RightTheWrongsI'm still listening to 11/22/63 by Stephen King. It's good, but very long. I'm reading To Right the Wrongs (Erin Blake #2) by Sheryl Scarborough, a sequel to a YA thriller that I read last month. In truth, I'm in a little bit of a reading slump - I have a ton of things on my nightstand and my Kindle, but I want more books that are so exciting that I can't put them down. I have a bunch of new arrivals that I haven't tried yet and new samples downloaded, so we'll see...

I'm still reading Harry Potter and the Order of the Phoenix with my daughter. We are just through O.W.Ls with Harry, Ron, and Hermione, and have met Grawp. I need to find us more reading time, so that we can get through the exciting ending quickly. I was rather annoyed yesterday to learn that a friend told my daughter who the characters each end up married to. Sigh. I've been so careful not to spoil things for her. But that's the downside of reading such a well-known series. 

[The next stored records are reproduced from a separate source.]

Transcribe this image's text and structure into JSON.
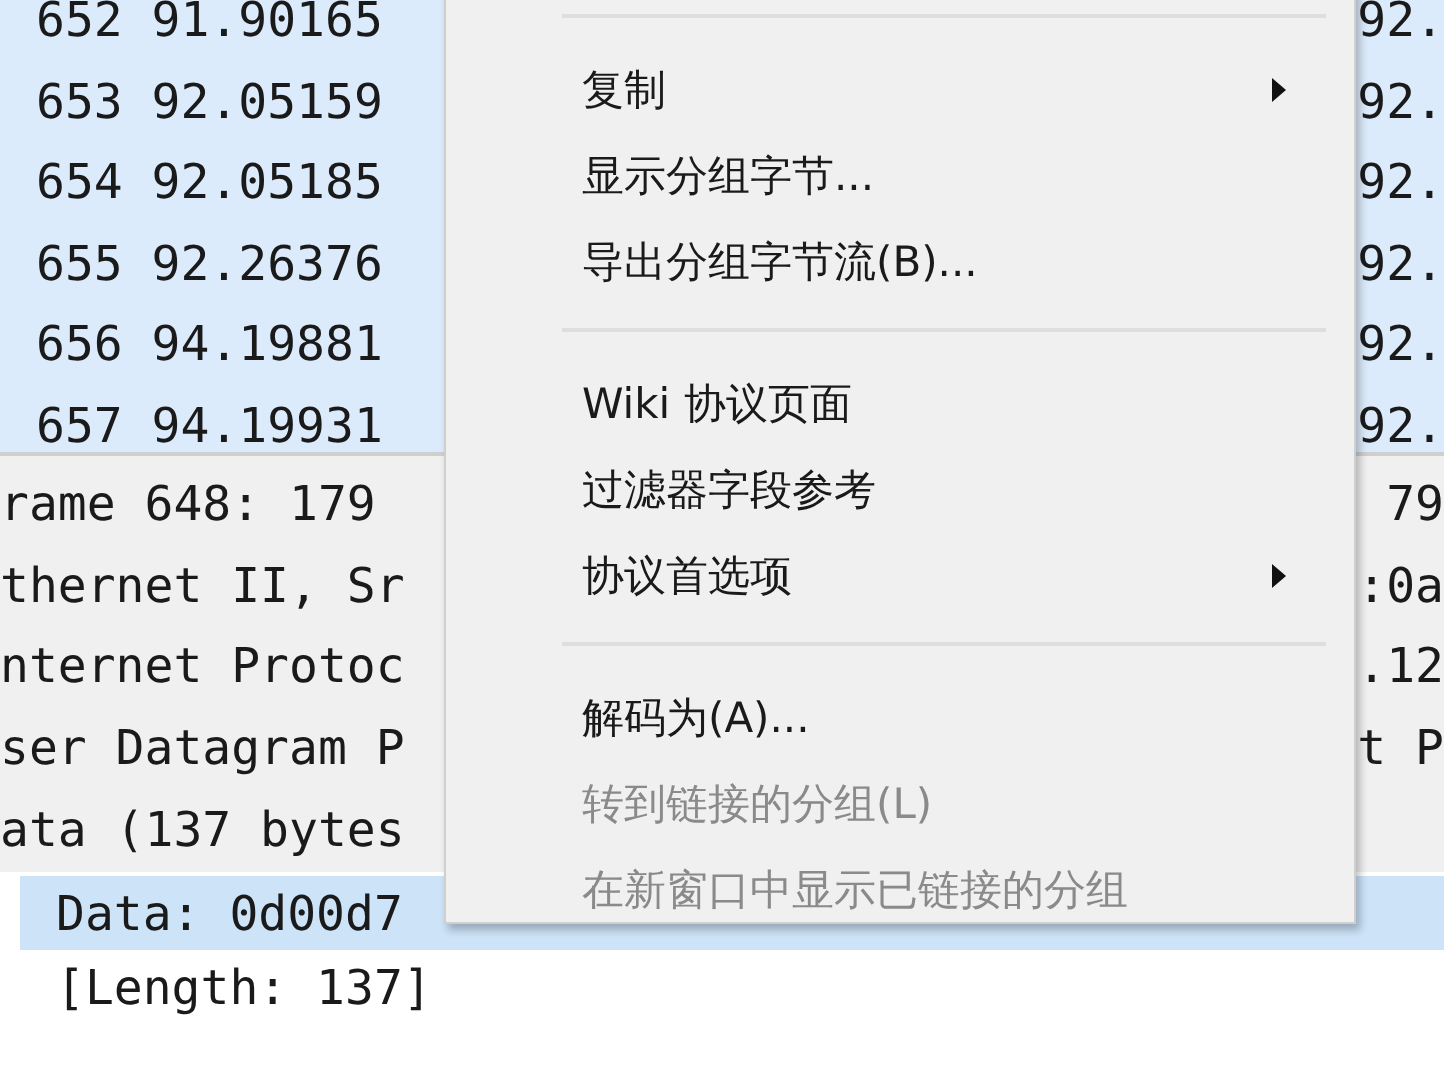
{
  "packet_list": {
    "rows": [
      {
        "no": "652",
        "time": "91.90165",
        "column_3": "92."
      },
      {
        "no": "653",
        "time": "92.05159",
        "column_3": "92."
      },
      {
        "no": "654",
        "time": "92.05185",
        "column_3": "92."
      },
      {
        "no": "655",
        "time": "92.26376",
        "column_3": "92."
      },
      {
        "no": "656",
        "time": "94.19881",
        "column_3": "92."
      },
      {
        "no": "657",
        "time": "94.19931",
        "column_3": "92."
      }
    ]
  },
  "packet_details": {
    "lines": [
      {
        "text": "rame 648: 179",
        "tail": "79"
      },
      {
        "text": "thernet II, Sr",
        "tail": ":0a"
      },
      {
        "text": "nternet Protoc",
        "tail": ".12"
      },
      {
        "text": "ser Datagram P",
        "tail": "t P"
      },
      {
        "text": "ata (137 bytes"
      }
    ],
    "children": [
      {
        "text": "Data: 0d00d7",
        "selected": true
      },
      {
        "text": "[Length: 137]",
        "selected": false
      }
    ]
  },
  "context_menu": {
    "items": [
      {
        "kind": "separator"
      },
      {
        "kind": "item",
        "label": "复制",
        "submenu": true,
        "disabled": false
      },
      {
        "kind": "item",
        "label": "显示分组字节...",
        "submenu": false,
        "disabled": false
      },
      {
        "kind": "item",
        "label": "导出分组字节流(B)...",
        "submenu": false,
        "disabled": false
      },
      {
        "kind": "separator"
      },
      {
        "kind": "item",
        "label": "Wiki 协议页面",
        "submenu": false,
        "disabled": false
      },
      {
        "kind": "item",
        "label": "过滤器字段参考",
        "submenu": false,
        "disabled": false
      },
      {
        "kind": "item",
        "label": "协议首选项",
        "submenu": true,
        "disabled": false
      },
      {
        "kind": "separator"
      },
      {
        "kind": "item",
        "label": "解码为(A)...",
        "submenu": false,
        "disabled": false
      },
      {
        "kind": "item",
        "label": "转到链接的分组(L)",
        "submenu": false,
        "disabled": true
      },
      {
        "kind": "item",
        "label": "在新窗口中显示已链接的分组",
        "submenu": false,
        "disabled": true
      }
    ]
  }
}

KristysBigDayI have been doing better lately at keeping up my daughter's list of books read. Her current obsession is the Babymouse books. She collected a huge stack of them last time we were at the library, and has been whipping through them. She also quite liked The Cardboard Kingdom, a new graphic novel by Chad Sell.  She continues to re-read from her favorite authors (Raina Telgemeier) and series (Jedi Academy, Dork Diaries, Babysitters Club).  She's dying for new releases in all three of these series, but these aren't coming until later in the summer.

Come to think of it, I'm ready for new installments in a couple of my own favorite series (notably Louise Penny and Tana French). It would be hypocrisy on my part to be waiting for release of those books while pushing my daughter to read books that she's not interested in / obsessed with. Fortunately for both of us, I am not doing that. It's summer, and we both read what we choose. Off to the library tomorrow. My guess is that we'll be checking out more Babymouse books. 

Thanks for reading, and for growing bookworms!